0

In C++, I often would like to created an unordered std::unordered_set or std::unordered_map of some type like std::tuple<int,int,int> or std::pair<int,int>. But I haven't found a way to do so that is fast. My custom hash functions are all slow. By slow I mean that programs that use them run faster if use the ordered version (set or map).

Here's an example of a custom hash function I created. I'm following examples I found on the internet. This type of example seems to be common. (An exclusive-or between primitive fields in a large data type).

using namespace std;
typedef pair<int,int> pi;
struct pair_hash
{
    size_t operator()(const pi& p) const
    {
        auto h1 = hash<int>{}(p.first);
        auto h2 = hash<int>{}(p.second);
        return h1 ^ h2;
    }
};

Here's another one:

using namespace std;
typedef tuple<int,int,int,int> t4;

struct t4_hash
{
    size_t operator()(const t4 t) const
    {
        auto h1 = hash<int>{}(get<0>(t));
        auto h2 = hash<int>{}(get<1>(t));
        auto h3 = hash<int>{}(get<2>(t));
        auto h4 = hash<int>{}(get<3>(t));
        return h1 ^ h2 ^ h3 ^ h4;
    }
};
composerMike
  • 966
  • 1
  • 13
  • 30
  • 5
    How are you profiling these to compare the performance? On small amounts of data, ordered collections are going to perform better. The unordered containers only scale better at higher input sizes. – Silvio Mayolo May 03 '21 at 02:30
  • Your hash is fast.
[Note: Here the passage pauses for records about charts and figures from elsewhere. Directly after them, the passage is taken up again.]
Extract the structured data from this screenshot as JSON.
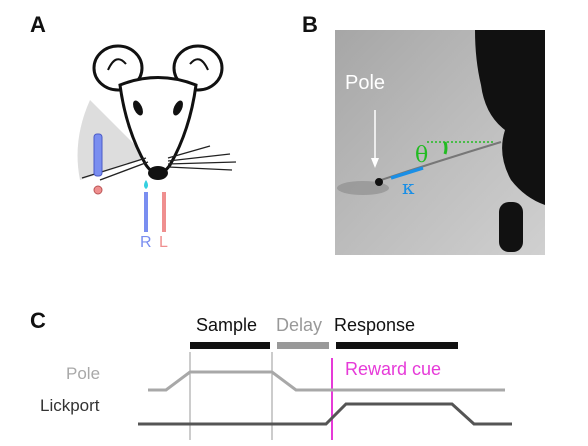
{
  "panels": {
    "a": "A",
    "b": "B",
    "c": "C"
  },
  "panel_a": {
    "lickport_right": "R",
    "lickport_left": "L"
  },
  "panel_b": {
    "pole_label": "Pole",
    "angle_symbol": "θ",
    "curvature_symbol": "κ"
  },
  "panel_c": {
    "epochs": {
      "sample": "Sample",
      "delay": "Delay",
      "response": "Response"
    },
    "traces": {
      "pole": "Pole",
      "lickport": "Lickport"
    },
    "reward_cue": "Reward cue"
  },
  "colors": {
    "right_lickport": "#7a8ef0",
    "left_lickport": "#ef8f8f",
    "theta": "#22bb22",
    "kappa": "#1a8fe6",
    "reward_cue": "#e63ad8",
    "pole_trace": "#a8a8a8",
    "lickport_trace": "#555555"
  }
}
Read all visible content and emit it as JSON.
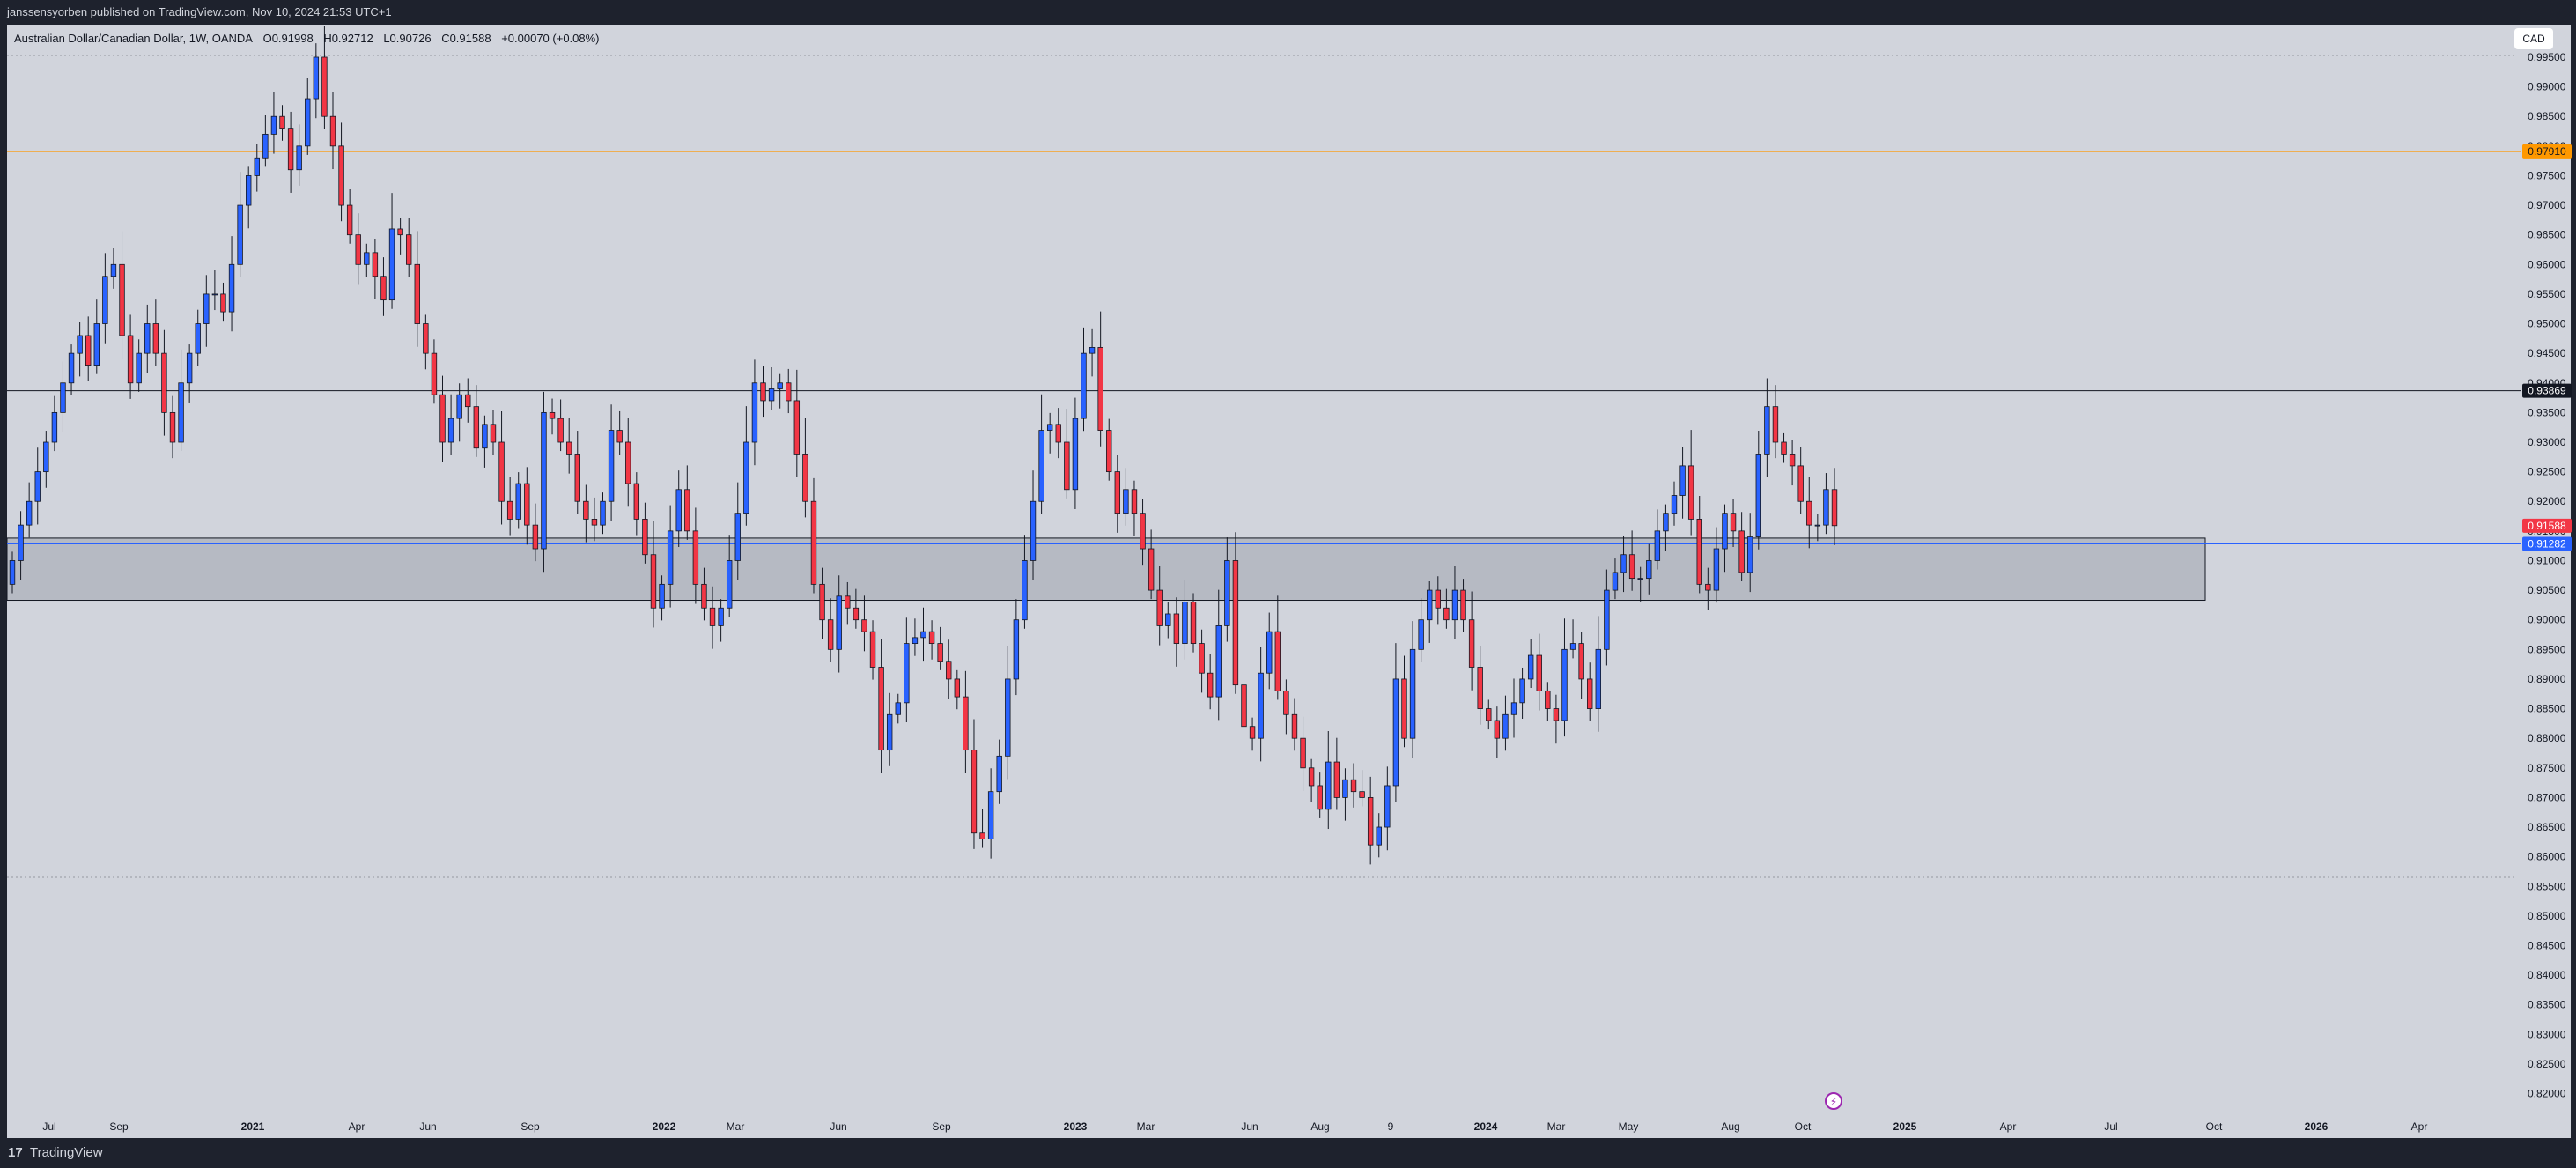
{
  "header": {
    "published": "janssensyorben published on TradingView.com, Nov 10, 2024 21:53 UTC+1"
  },
  "legend": {
    "symbol": "Australian Dollar/Canadian Dollar, 1W, OANDA",
    "open": "O0.91998",
    "high": "H0.92712",
    "low": "L0.90726",
    "close": "C0.91588",
    "change": "+0.00070 (+0.08%)"
  },
  "currency_button": "CAD",
  "footer": {
    "logo": "17",
    "brand": "TradingView"
  },
  "colors": {
    "up": "#2962ff",
    "down": "#f23645",
    "chart_bg": "#d1d4dc",
    "level_orange": "#ff9800",
    "level_black": "#131722",
    "level_blue": "#2962ff",
    "zone": "#b2b5be"
  },
  "chart_data": {
    "type": "candlestick",
    "interval": "1W",
    "ylim": [
      0.8125,
      1.0005
    ],
    "y_ticks": [
      "0.99500",
      "0.99000",
      "0.98500",
      "0.98000",
      "0.97500",
      "0.97000",
      "0.96500",
      "0.96000",
      "0.95500",
      "0.95000",
      "0.94500",
      "0.94000",
      "0.93500",
      "0.93000",
      "0.92500",
      "0.92000",
      "0.91500",
      "0.91000",
      "0.90500",
      "0.90000",
      "0.89500",
      "0.89000",
      "0.88500",
      "0.88000",
      "0.87500",
      "0.87000",
      "0.86500",
      "0.86000",
      "0.85500",
      "0.85000",
      "0.84500",
      "0.84000",
      "0.83500",
      "0.83000",
      "0.82500",
      "0.82000"
    ],
    "x_ticks": [
      {
        "label": "Jul",
        "bold": false
      },
      {
        "label": "Sep",
        "bold": false
      },
      {
        "label": "2021",
        "bold": true
      },
      {
        "label": "Apr",
        "bold": false
      },
      {
        "label": "Jun",
        "bold": false
      },
      {
        "label": "Sep",
        "bold": false
      },
      {
        "label": "2022",
        "bold": true
      },
      {
        "label": "Mar",
        "bold": false
      },
      {
        "label": "Jun",
        "bold": false
      },
      {
        "label": "Sep",
        "bold": false
      },
      {
        "label": "2023",
        "bold": true
      },
      {
        "label": "Mar",
        "bold": false
      },
      {
        "label": "Jun",
        "bold": false
      },
      {
        "label": "Aug",
        "bold": false
      },
      {
        "label": "9",
        "bold": false
      },
      {
        "label": "2024",
        "bold": true
      },
      {
        "label": "Mar",
        "bold": false
      },
      {
        "label": "May",
        "bold": false
      },
      {
        "label": "Aug",
        "bold": false
      },
      {
        "label": "Oct",
        "bold": false
      },
      {
        "label": "2025",
        "bold": true
      },
      {
        "label": "Apr",
        "bold": false
      },
      {
        "label": "Jul",
        "bold": false
      },
      {
        "label": "Oct",
        "bold": false
      },
      {
        "label": "2026",
        "bold": true
      },
      {
        "label": "Apr",
        "bold": false
      }
    ],
    "levels": [
      {
        "label": "0.97910",
        "value": 0.9791,
        "style": "orange"
      },
      {
        "label": "0.93869",
        "value": 0.93869,
        "style": "black"
      },
      {
        "label": "0.91282",
        "value": 0.91282,
        "style": "blue"
      }
    ],
    "last_price": {
      "label": "0.91588",
      "value": 0.91588
    },
    "zone": {
      "low": 0.9033,
      "high": 0.9138
    },
    "closes": [
      0.91,
      0.916,
      0.92,
      0.925,
      0.93,
      0.935,
      0.94,
      0.945,
      0.948,
      0.943,
      0.95,
      0.958,
      0.96,
      0.948,
      0.94,
      0.945,
      0.95,
      0.945,
      0.935,
      0.93,
      0.94,
      0.945,
      0.95,
      0.955,
      0.955,
      0.952,
      0.96,
      0.97,
      0.975,
      0.978,
      0.982,
      0.985,
      0.983,
      0.976,
      0.98,
      0.988,
      0.995,
      0.985,
      0.98,
      0.97,
      0.965,
      0.96,
      0.962,
      0.958,
      0.954,
      0.966,
      0.965,
      0.96,
      0.95,
      0.945,
      0.938,
      0.93,
      0.934,
      0.938,
      0.936,
      0.929,
      0.933,
      0.93,
      0.92,
      0.917,
      0.923,
      0.916,
      0.912,
      0.935,
      0.934,
      0.93,
      0.928,
      0.92,
      0.917,
      0.916,
      0.92,
      0.932,
      0.93,
      0.923,
      0.917,
      0.911,
      0.902,
      0.906,
      0.915,
      0.922,
      0.915,
      0.906,
      0.902,
      0.899,
      0.902,
      0.91,
      0.918,
      0.93,
      0.94,
      0.937,
      0.939,
      0.94,
      0.937,
      0.928,
      0.92,
      0.906,
      0.9,
      0.895,
      0.904,
      0.902,
      0.9,
      0.898,
      0.892,
      0.878,
      0.884,
      0.886,
      0.896,
      0.897,
      0.898,
      0.896,
      0.893,
      0.89,
      0.887,
      0.878,
      0.864,
      0.863,
      0.871,
      0.877,
      0.89,
      0.9,
      0.91,
      0.92,
      0.932,
      0.933,
      0.93,
      0.922,
      0.934,
      0.945,
      0.946,
      0.932,
      0.925,
      0.918,
      0.922,
      0.918,
      0.912,
      0.905,
      0.899,
      0.901,
      0.896,
      0.903,
      0.896,
      0.891,
      0.887,
      0.899,
      0.91,
      0.889,
      0.882,
      0.88,
      0.891,
      0.898,
      0.888,
      0.884,
      0.88,
      0.875,
      0.872,
      0.868,
      0.876,
      0.87,
      0.873,
      0.871,
      0.87,
      0.862,
      0.865,
      0.872,
      0.89,
      0.88,
      0.895,
      0.9,
      0.905,
      0.902,
      0.9,
      0.905,
      0.9,
      0.892,
      0.885,
      0.883,
      0.88,
      0.884,
      0.886,
      0.89,
      0.894,
      0.888,
      0.885,
      0.883,
      0.895,
      0.896,
      0.89,
      0.885,
      0.895,
      0.905,
      0.908,
      0.911,
      0.907,
      0.907,
      0.91,
      0.915,
      0.918,
      0.921,
      0.926,
      0.917,
      0.906,
      0.905,
      0.912,
      0.918,
      0.915,
      0.908,
      0.914,
      0.928,
      0.936,
      0.93,
      0.928,
      0.926,
      0.92,
      0.916,
      0.916,
      0.922,
      0.9159
    ]
  }
}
Hashtables are merely slower than ordered sets for small amounts of data. – Mooing Duck May 03 '21 at 02:32
  • My use for sets is in a competitive programming problem, so I don't have access to the test cases directly but they are described to be on the order of hundreds of thousands of data points. My program that uses ordered sets finishes in well under 1 second, while the program using an unordered set times out at greater than 2 seconds. – composerMike May 03 '21 at 02:32
  • Do you have control over how you're building the programs? If you're timing an unoptimized build, then the timings are meaningless. What are the compiler options being used? – PaulMcKenzie May 03 '21 at 02:33
  • 2
    It's possible that the kinds of inputs they're using hash to the same values using this hash. E.g. `(a, b)` and `(b, a)` would always hash to the same thing, `(a, a)` would always hash to 0, etc. – Justin May 03 '21 at 02:35
  • No I don't have control over the builds. I guess I should just figure I'm doing nothing wrong but for competitive programming I should test both ordered and unordered and most like go with ordered. – composerMike May 03 '21 at 02:35
  • *No I don't have control over the builds.* -- Then that's a big issue. Until you put together a complete program that simply stress tests the usage of these structures, you're not going to get a concrete answer. Too many times questions are posted similar to yours, and it takes someone to prove that the claims are wrong when a complete program is built with optimizations and tested. As a "consumer" of these "competitive programming" sites, you should demand to see how your application is being built. C++ can have vast differences in speed depending on how a program is built. – PaulMcKenzie May 03 '21 at 02:37
  • Could be you are getting a lot of hash collisions. `unoredered_set` is basically a `vector` so has collisions are going to kill you on the list traversal. – NathanOliver May 03 '21 at 02:49
  • These are not good hash functions. Try something like `(h1 << 3) ^ h2` for the first one, and similarly for the second one, shifting all but the last operand by different amounts.. – user207421 May 03 '21 at 03:35
  • Related: https://stackoverflow.com/questions/2196995/is-there-any-advantage-of-using-map-over-unordered-map-in-case-of-trivial-keys – Jerry Jeremiah May 03 '21 at 03:53
  • @PaulMcKenzie I recall seeing somewhere what compiler options they use. I can't find it now but I do believe on at least two sites they give the specifics. I think they use some optimization. I think the lesson, though, is: don't assume the unordered versions of set and map are necessarily faster. Test them. – composerMike May 04 '21 at 20:37
  • No. The lesson is not to assume that your hash function is optimal. It isn't. The unordered implementations cannot be any better than your hash function. – user207421 May 05 '21 at 00:42
  • @user207421 Can you explain why they are not optimal and why your suggestion is better? Does it have to do with the case where all the fields have the same value? I know that case was not possible in my code (unless there was a bug of course). – composerMike May 06 '21 at 02:55
  • It would certainly break down in the case where all fields have the same value. You would get 0 or -1. In general you don't see hash functions of the form you used. You always see shifts or multiplications by a prime number, to spread out the values and make collisions less likely. For example try `((h1 << 3) ^ h2) * 37)`. – user207421 May 07 '21 at 01:55

0 Answers0